I prefer not to think of myself as a teacher. I am a facilitator, a guide, a space-holder, a specialist, and a lead investigator, but I don’t believe I teach anything. I invite people into spaces, into their bodies and into their awareness, I share ideas and instigate possibilities, I ask questions and introduce obstacles, I offer a mirror and I help to focus a lens, and the experience becomes the teacher. Learning is a very personal process, unique in timing and trajectory for each individual, continual over the course of our lives, and amplified within a sense of community. My work is in creating and holding this space, to offer students support, guidance, and challenges as they deepen inward and expand outward, and encourage them as they explore, fail, persist, and grow.

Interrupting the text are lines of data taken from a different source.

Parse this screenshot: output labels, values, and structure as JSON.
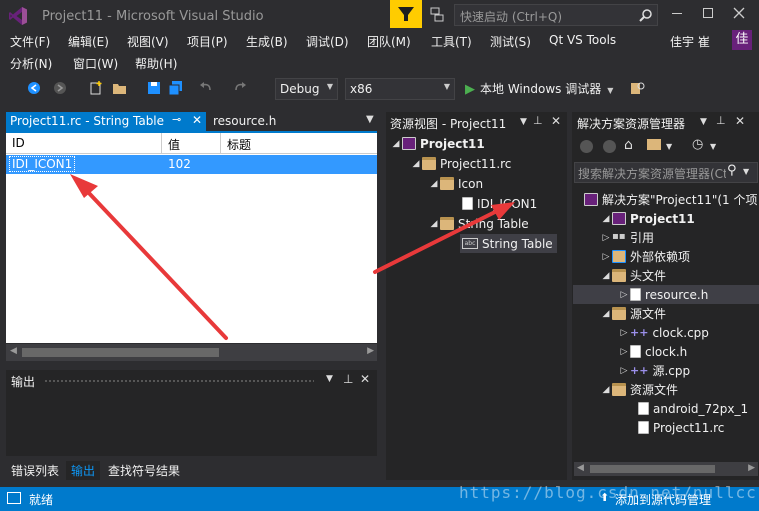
{
  "window": {
    "title": "Project11 - Microsoft Visual Studio",
    "quick_launch_placeholder": "快速启动 (Ctrl+Q)",
    "user": "佳宇 崔",
    "user_badge": "佳"
  },
  "menu_row1": [
    "文件(F)",
    "编辑(E)",
    "视图(V)",
    "项目(P)",
    "生成(B)",
    "调试(D)",
    "团队(M)",
    "工具(T)",
    "测试(S)",
    "Qt VS Tools"
  ],
  "menu_row2": [
    "分析(N)",
    "窗口(W)",
    "帮助(H)"
  ],
  "toolbar": {
    "config": "Debug",
    "platform": "x86",
    "run_label": "本地 Windows 调试器"
  },
  "editor": {
    "tabs": [
      {
        "label": "Project11.rc - String Table",
        "active": true
      },
      {
        "label": "resource.h",
        "active": false
      }
    ],
    "columns": [
      "ID",
      "值",
      "标题"
    ],
    "rows": [
      {
        "id": "IDI_ICON1",
        "value": "102",
        "caption": ""
      }
    ]
  },
  "output": {
    "title": "输出"
  },
  "bottom_tabs": [
    "错误列表",
    "输出",
    "查找符号结果"
  ],
  "resource_view": {
    "title": "资源视图 - Project11",
    "items": [
      "Project11",
      "Project11.rc",
      "Icon",
      "IDI_ICON1",
      "String Table",
      "String Table"
    ]
  },
  "solution_explorer": {
    "title": "解决方案资源管理器",
    "search_placeholder": "搜索解决方案资源管理器(Ctrl+;)",
    "items": [
      "解决方案\"Project11\"(1 个项",
      "Project11",
      "引用",
      "外部依赖项",
      "头文件",
      "resource.h",
      "源文件",
      "clock.cpp",
      "clock.h",
      "源.cpp",
      "资源文件",
      "android_72px_1",
      "Project11.rc"
    ]
  },
  "status": {
    "left": "就绪",
    "right": "添加到源代码管理",
    "watermark": "https://blog.csdn.net/nullcc"
  },
  "colors": {
    "accent": "#007acc",
    "selection": "#3399ff",
    "arrow": "#e8393a",
    "filter": "#ffcc00"
  }
}
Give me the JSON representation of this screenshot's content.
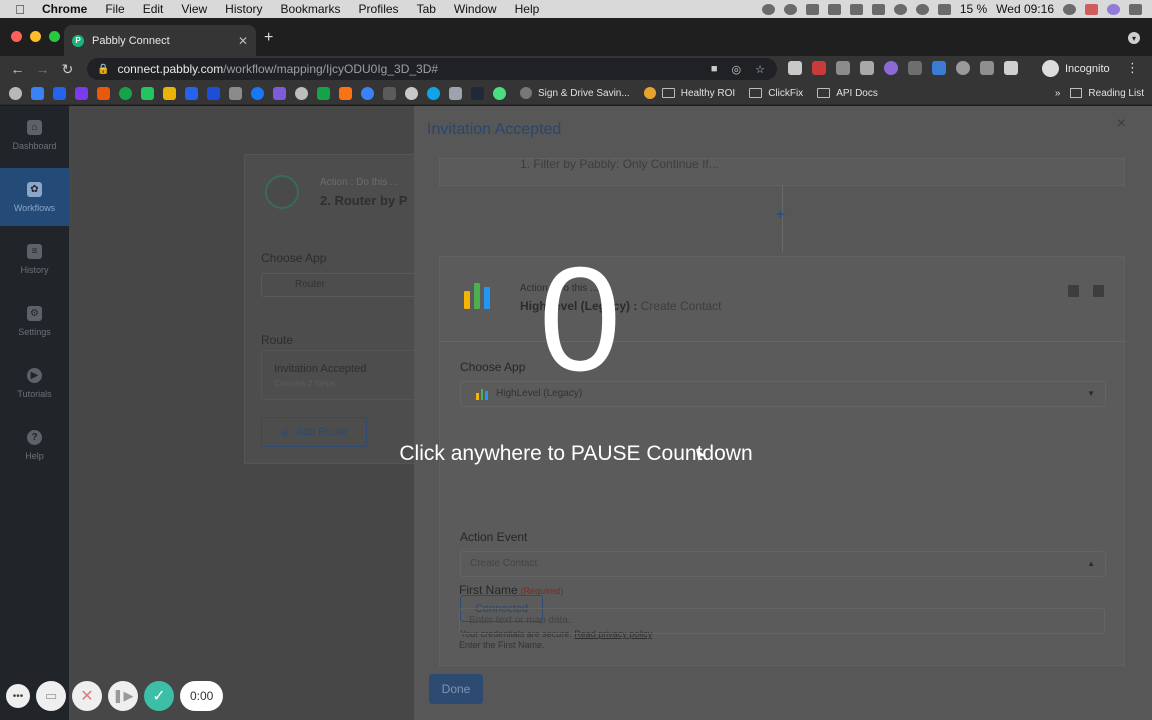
{
  "menubar": {
    "app": "Chrome",
    "items": [
      "File",
      "Edit",
      "View",
      "History",
      "Bookmarks",
      "Profiles",
      "Tab",
      "Window",
      "Help"
    ],
    "battery": "15 %",
    "clock": "Wed 09:16"
  },
  "browser": {
    "tab_title": "Pabbly Connect",
    "url_host": "connect.pabbly.com",
    "url_path": "/workflow/mapping/IjcyODU0Ig_3D_3D#",
    "profile": "Incognito",
    "bookmarks": [
      "Sign & Drive Savin...",
      "Healthy ROI",
      "ClickFix",
      "API Docs"
    ],
    "reading_list": "Reading List",
    "more": "»"
  },
  "sidebar": {
    "items": [
      {
        "label": "Dashboard"
      },
      {
        "label": "Workflows"
      },
      {
        "label": "History"
      },
      {
        "label": "Settings"
      },
      {
        "label": "Tutorials"
      },
      {
        "label": "Help"
      }
    ]
  },
  "router_card": {
    "subtitle": "Action : Do this ...",
    "title": "2. Router by P",
    "choose_app_label": "Choose App",
    "choose_app_value": "Router",
    "route_label": "Route",
    "route_name": "Invitation Accepted",
    "route_steps": "Contains 2 Steps",
    "add_route": "Add Route"
  },
  "drawer": {
    "title": "Invitation Accepted",
    "close": "×",
    "prev_step": "1. Filter by Pabbly: Only Continue If...",
    "plus": "+",
    "action": {
      "subtitle": "Action : Do this ...",
      "app_name": "HighLevel (Legacy) :",
      "event": "Create Contact",
      "choose_app_label": "Choose App",
      "choose_app_value": "HighLevel (Legacy)",
      "action_event_label": "Action Event",
      "action_event_value": "Create Contact",
      "connected": "Connected",
      "secure_note": "Your credentials are secure.",
      "privacy_link": "Read privacy policy",
      "first_name_label": "First Name",
      "required": "(Required)",
      "first_name_placeholder": "Enter text or map data..",
      "first_name_help": "Enter the First Name."
    },
    "done": "Done"
  },
  "countdown": {
    "number": "0",
    "hint": "Click anywhere to PAUSE Countdown"
  },
  "recorder": {
    "time": "0:00"
  }
}
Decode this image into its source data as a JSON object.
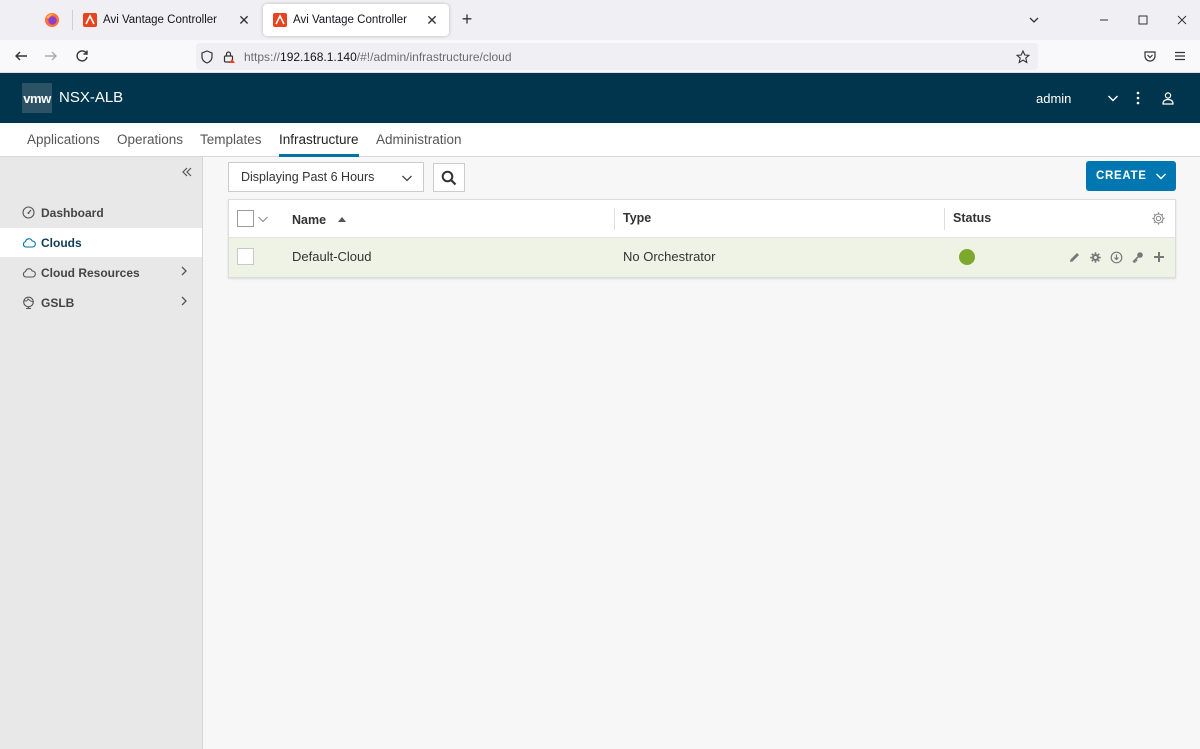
{
  "browser": {
    "tabs": [
      {
        "title": "Avi Vantage Controller",
        "active": false
      },
      {
        "title": "Avi Vantage Controller",
        "active": true
      }
    ],
    "url_prefix": "https://",
    "url_host": "192.168.1.140",
    "url_path": "/#!/admin/infrastructure/cloud"
  },
  "header": {
    "logo": "vmw",
    "product": "NSX-ALB",
    "user": "admin"
  },
  "main_nav": [
    {
      "label": "Applications",
      "active": false
    },
    {
      "label": "Operations",
      "active": false
    },
    {
      "label": "Templates",
      "active": false
    },
    {
      "label": "Infrastructure",
      "active": true
    },
    {
      "label": "Administration",
      "active": false
    }
  ],
  "sidebar": {
    "items": [
      {
        "label": "Dashboard",
        "icon": "dashboard-icon",
        "selected": false,
        "expandable": false
      },
      {
        "label": "Clouds",
        "icon": "cloud-icon",
        "selected": true,
        "expandable": false
      },
      {
        "label": "Cloud Resources",
        "icon": "cloud-resources-icon",
        "selected": false,
        "expandable": true
      },
      {
        "label": "GSLB",
        "icon": "globe-icon",
        "selected": false,
        "expandable": true
      }
    ]
  },
  "toolbar": {
    "time_range": "Displaying Past 6 Hours",
    "create_label": "CREATE"
  },
  "grid": {
    "columns": [
      {
        "label": "Name",
        "sorted": "asc"
      },
      {
        "label": "Type"
      },
      {
        "label": "Status"
      }
    ],
    "rows": [
      {
        "name": "Default-Cloud",
        "type": "No Orchestrator",
        "status": "up",
        "status_color": "#7ca82b"
      }
    ]
  },
  "colors": {
    "header_bg": "#00364d",
    "accent": "#0077b0",
    "status_ok": "#7ca82b"
  }
}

Practically speaking, my pedagogy, creative process, and embodied research are all grounded in Somatic practice, process, and theory, filtered through the lens of the Laban/Bartenieff Movement System. I have a particular interest in the nature of relationships and communication, specifically the dialogue between awareness, intention, action, and perception. I am fascinated by how this dynamic shapes the way we navigate self and other and creates concepts of understanding.
As an educator, this focus manifests in a student-centered rather than a discipline-centered approach. When teaching a specific movement/dance discipline or technique such as Contemporary Modern, Jazz, or the Laban/Bartenieff Movement System, I invite students to explore and investigate the core ideas and/or values of the particular form, allowing the movement to be discovered, unearthed, and honed as a part of themselves that already exists in some way. When teaching more open-ended subject matter such as Somatics, Improvisation, Creative Process, or Movement Integration, the process is much the same – facilitating individuals in exploring, mapping, and learning the language of their own body and experiences – offering them the possibility of discovering understanding through themselves rather than reaching for it as something outside of themselves to achieve. The result is an active and conscious practice of decolonizing the body while simultaneously developing personal agency, perspective, and voice.